Here’s a little taste of The Church’s Best-Kept Secret on the dignity of work:
Tending the Garden
Some people think work is not a gift from God, but a curse. But this is not so. God places man in the Garden to “till and keep it.” It is part of our primordial mission as creatures in the image and likeness of God to do fruitful work—part of the way in which we share in the creative work of God himself. Work has become more complicated and painful due to human sin and the curse it brings to all things we touch. Yet despite all that it has not ceased to be God’s gift. Our dignity still dignifies our work.
Note that: we do not have dignity because we work. On the contrary, our work is dignified by the fact that we who are made in the image and likeness of God do it. We do not earn the right to exist by our work. Our existence is a free gift from God. But part of that gift is the right to work and, by that work, to receive the just reward of labor and to cooperate with God in providing his blessings to ourselves and others.
This, in fact, is the primary way in which most people contribute to the Common Good. Most children are housed, most naked people clothed, most students are taught, most bellies are filled, and most neighborhoods kept in good order by ordinary people going to work, caring for their families, and doing the ordinary things people do. God wills that we be his hands-on partners in shaping the world through our work and creativity. We provide goods and services, compose songs, invent medicines, create websites, fix cars, raise children, devise faster microchips, whip up new pizza recipes, create the wheel, write plays, and bust new dance moves as sub-creators acting in the image and likeness of the Creator.
Just Reward for Labor
In return for a day’s work, what we require (and what God demands that employers give their workers) is a living wage.
What is a living wage?
A living wage fulfills four criteria:
1. Families can live at a standard of decency appropriate to their society.
The standard of decency changes and evolves over time, of course. Things that an average middle-class American thinks of as normal and ordinary, such as indoor plumbing or glass windows, would have been beyond the means of the wealthiest nobles of Richard Lionheart’s court. Likewise, there are many places in the world where clean tap water is still a dream. But roughly speaking, of course, the idea is that people of average income should be able to live reasonably on the normal spectrum of their society.
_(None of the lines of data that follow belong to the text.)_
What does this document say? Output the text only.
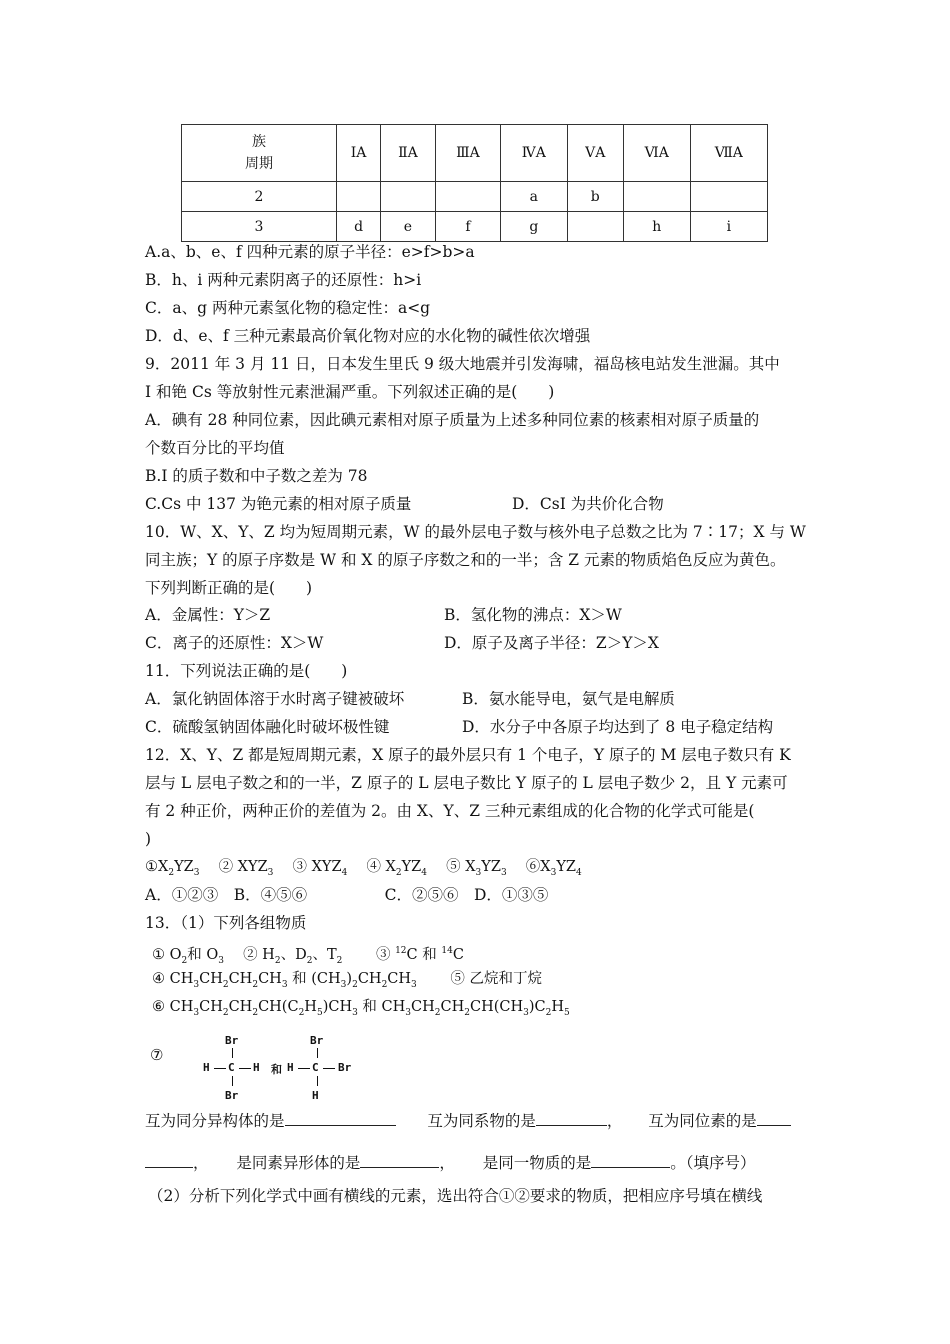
族
周期	ⅠA	ⅡA	ⅢA	ⅣA	ⅤA	ⅥA	ⅦA
2				a	b		
3	d	e	f	g		h	i
A.a、b、e、f 四种元素的原子半径：e>f>b>a
B．h、i 两种元素阴离子的还原性：h>i
C．a、g 两种元素氢化物的稳定性：a<g
D．d、e、f 三种元素最高价氧化物对应的水化物的碱性依次增强
9．2011 年 3 月 11 日，日本发生里氏 9 级大地震并引发海啸，福岛核电站发生泄漏。其中
I 和铯 Cs 等放射性元素泄漏严重。下列叙述正确的是(　　)
A．碘有 28 种同位素，因此碘元素相对原子质量为上述多种同位素的核素相对原子质量的
个数百分比的平均值
B.I 的质子数和中子数之差为 78
C.Cs 中 137 为铯元素的相对原子质量	D．CsI 为共价化合物
10．W、X、Y、Z 均为短周期元素，W 的最外层电子数与核外电子总数之比为 7∶17；X 与 W
同主族；Y 的原子序数是 W 和 X 的原子序数之和的一半；含 Z 元素的物质焰色反应为黄色。
下列判断正确的是(　　)
A．金属性：Y＞Z	B．氢化物的沸点：X＞W
C．离子的还原性：X＞W	D．原子及离子半径：Z＞Y＞X
11．下列说法正确的是(　　)
A．氯化钠固体溶于水时离子键被破坏	B．氨水能导电，氨气是电解质
C．硫酸氢钠固体融化时破坏极性键	D．水分子中各原子均达到了 8 电子稳定结构
12．X、Y、Z 都是短周期元素，X 原子的最外层只有 1 个电子，Y 原子的 M 层电子数只有 K
层与 L 层电子数之和的一半，Z 原子的 L 层电子数比 Y 原子的 L 层电子数少 2，且 Y 元素可
有 2 种正价，两种正价的差值为 2。由 X、Y、Z 三种元素组成的化合物的化学式可能是(
)
$①X_2YZ_3$　 ② $XYZ_3$　 ③ $XYZ_4$　 ④ $X_2YZ_4$　 ⑤ $X_3YZ_3$　 $⑥X_3YZ_4$
A．①②③　B．④⑤⑥　　　　　C．②⑤⑥　D．①③⑤
13．（1）下列各组物质
① $O_2$和 $O_3$　 ② $H_2$、$D_2$、$T_2$　　 ③ $^{12}$C 和 $^{14}$C
④ $CH_3CH_2CH_2CH_3$ 和 $(CH_3)_2CH_2CH_3$　　 ⑤ 乙烷和丁烷
⑥ $CH_3CH_2CH_2CH(C_2H_5)CH_3$ 和 $CH_3CH_2CH_2CH(CH_3)C_2H_5$
⑦
Br
H C H
Br
和 H
Br
C Br
H
互为同分异构体的是	互为同系物的是	，  互为同位素的是
，  是同素异形体的是	，  是同一物质的是	。（填序号）
（2）分析下列化学式中画有横线的元素，选出符合①②要求的物质，把相应序号填在横线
2. They do so without working undue hours.
The idea here is a balance between work, leisure, and sleep—about eight hours for each—with a day or two of rest for play and worship. Leisure, not forced labor, is the basis of culture. It is from leisure time that most of civilization has been born. Making time for play and hobbies and social pursuits and sports and goofing around is how civilizations stay healthy.
3. They do so without both spouses being forced to work outside the home (if they choose to do so, that’s another story) or children forced to work inappropriate hours or under inappropriate conditions.
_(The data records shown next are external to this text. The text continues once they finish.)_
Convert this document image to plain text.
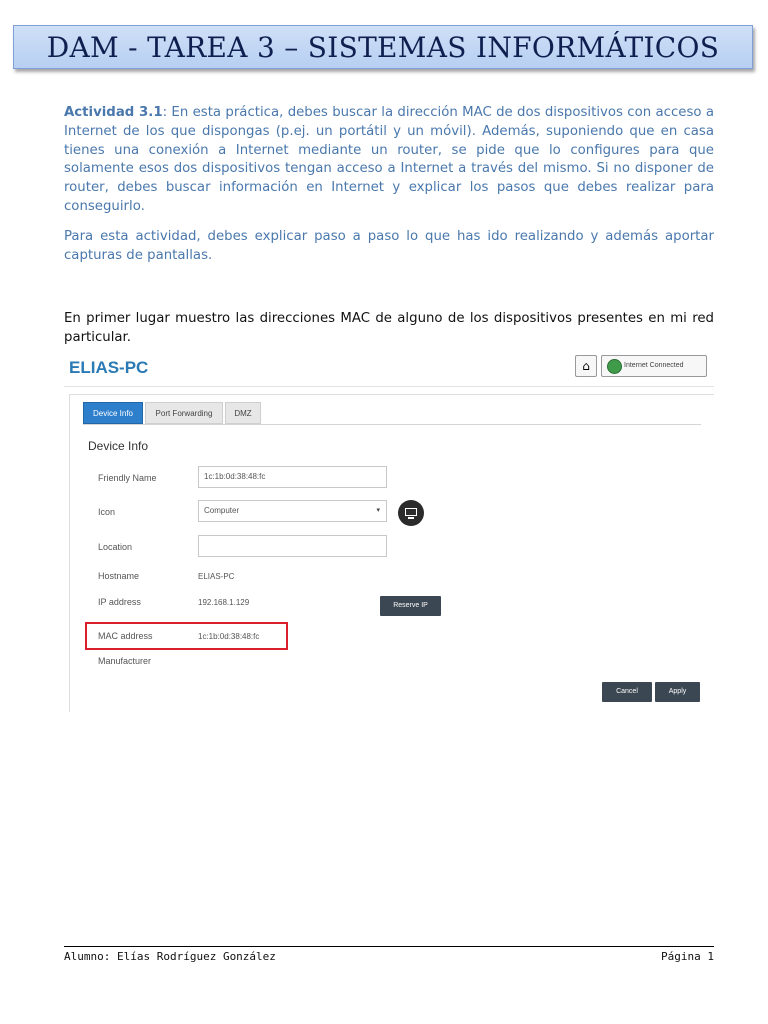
DAM - TAREA 3 – SISTEMAS INFORMÁTICOS

Actividad 3.1: En esta práctica, debes buscar la dirección MAC de dos dispositivos con acceso a Internet de los que dispongas (p.ej. un portátil y un móvil). Además, suponiendo que en casa tienes una conexión a Internet mediante un router, se pide que lo configures para que solamente esos dos dispositivos tengan acceso a Internet a través del mismo. Si no disponer de router, debes buscar información en Internet y explicar los pasos que debes realizar para conseguirlo.

Para esta actividad, debes explicar paso a paso lo que has ido realizando y además aportar capturas de pantallas.

En primer lugar muestro las direcciones MAC de alguno de los dispositivos presentes en mi red particular.
ELIAS-PC	⌂	Internet Connected
Device Info	Port Forwarding	DMZ
Device Info
Friendly Name	1c:1b:0d:38:48:fc
Icon	Computer	▾
Location
Hostname	ELIAS-PC
IP address	192.168.1.129	Reserve IP
MAC address	1c:1b:0d:38:48:fc
Manufacturer
Cancel	Apply
Alumno: Elías Rodríguez González	Página 1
The Church’s social thought always puts a huge premium on the good of the family and on the chance for children to be children in a secure home close, if possible, to one or both parents.
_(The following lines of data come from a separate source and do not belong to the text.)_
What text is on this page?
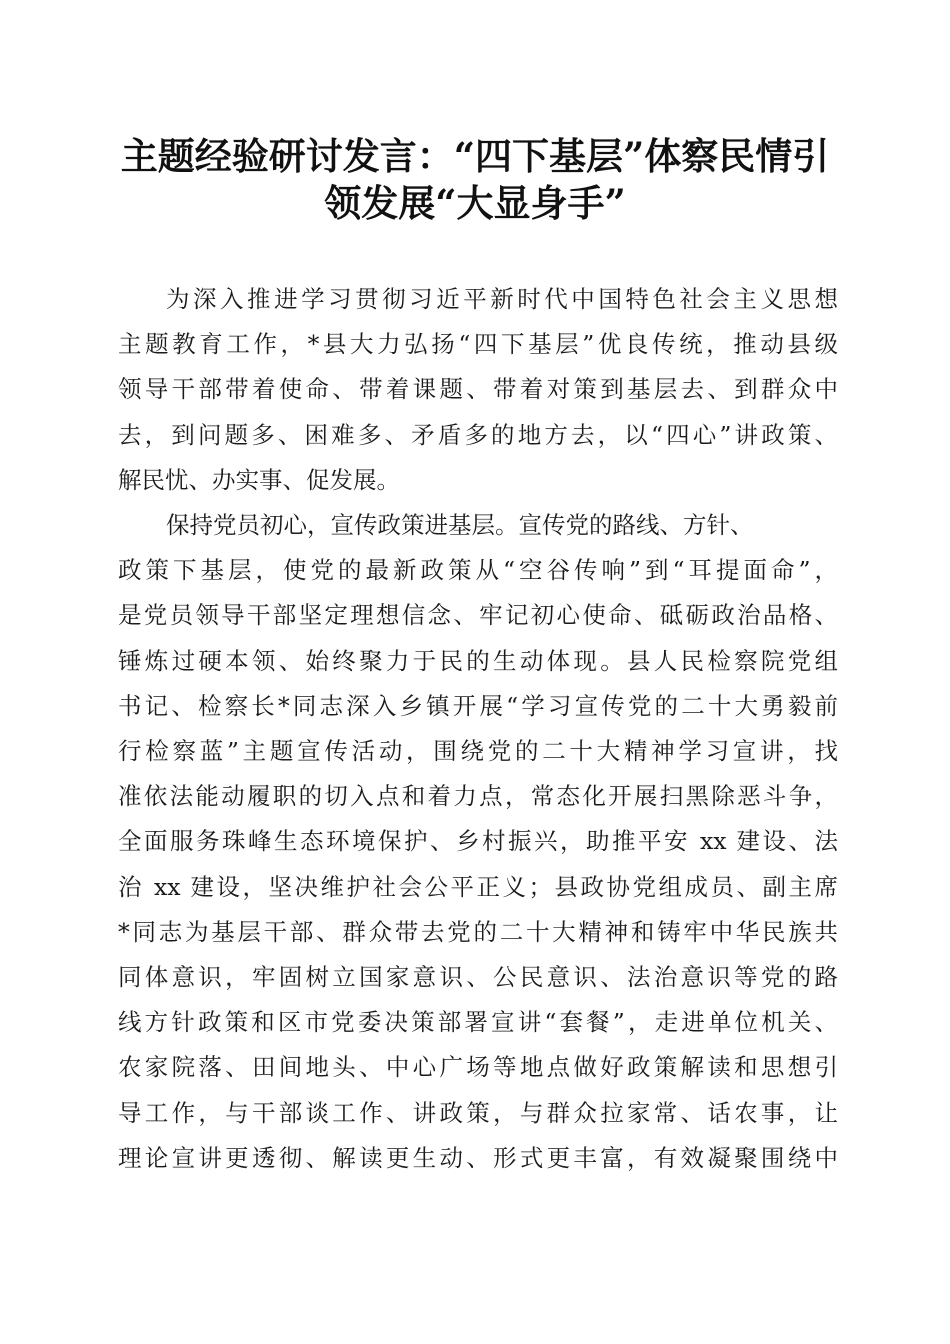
主题经验研讨发言：“四下基层”体察民情引
领发展“大显身手”
为深入推进学习贯彻习近平新时代中国特色社会主义思想
主题教育工作，*县大力弘扬“四下基层”优良传统，推动县级
领导干部带着使命、带着课题、带着对策到基层去、到群众中
去，到问题多、困难多、矛盾多的地方去，以“四心”讲政策、
解民忧、办实事、促发展。
保持党员初心，宣传政策进基层。宣传党的路线、方针、
政策下基层，使党的最新政策从“空谷传响”到“耳提面命”，
是党员领导干部坚定理想信念、牢记初心使命、砥砺政治品格、
锤炼过硬本领、始终聚力于民的生动体现。县人民检察院党组
书记、检察长*同志深入乡镇开展“学习宣传党的二十大勇毅前
行检察蓝”主题宣传活动，围绕党的二十大精神学习宣讲，找
准依法能动履职的切入点和着力点，常态化开展扫黑除恶斗争，
全面服务珠峰生态环境保护、乡村振兴，助推平安 xx 建设、法
治 xx 建设，坚决维护社会公平正义；县政协党组成员、副主席
*同志为基层干部、群众带去党的二十大精神和铸牢中华民族共
同体意识，牢固树立国家意识、公民意识、法治意识等党的路
线方针政策和区市党委决策部署宣讲“套餐”，走进单位机关、
农家院落、田间地头、中心广场等地点做好政策解读和思想引
导工作，与干部谈工作、讲政策，与群众拉家常、话农事，让
理论宣讲更透彻、解读更生动、形式更丰富，有效凝聚围绕中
4. They do so without undue reliance on government support or consumer credit.
In other words, both employers and employees must practice fiscal responsibility. Employers must pay their employees enough that they are not forced to rely on welfare to make up what is insufficient in their pay. (So, for instance, corporate welfare in which taxpayers, not the employer, cover the insufficient wages of workers violates Subsidiarity). Likewise, workers must live within their means and learn to budget so that they can provide for their families, save for the future, and have enough to share with the community.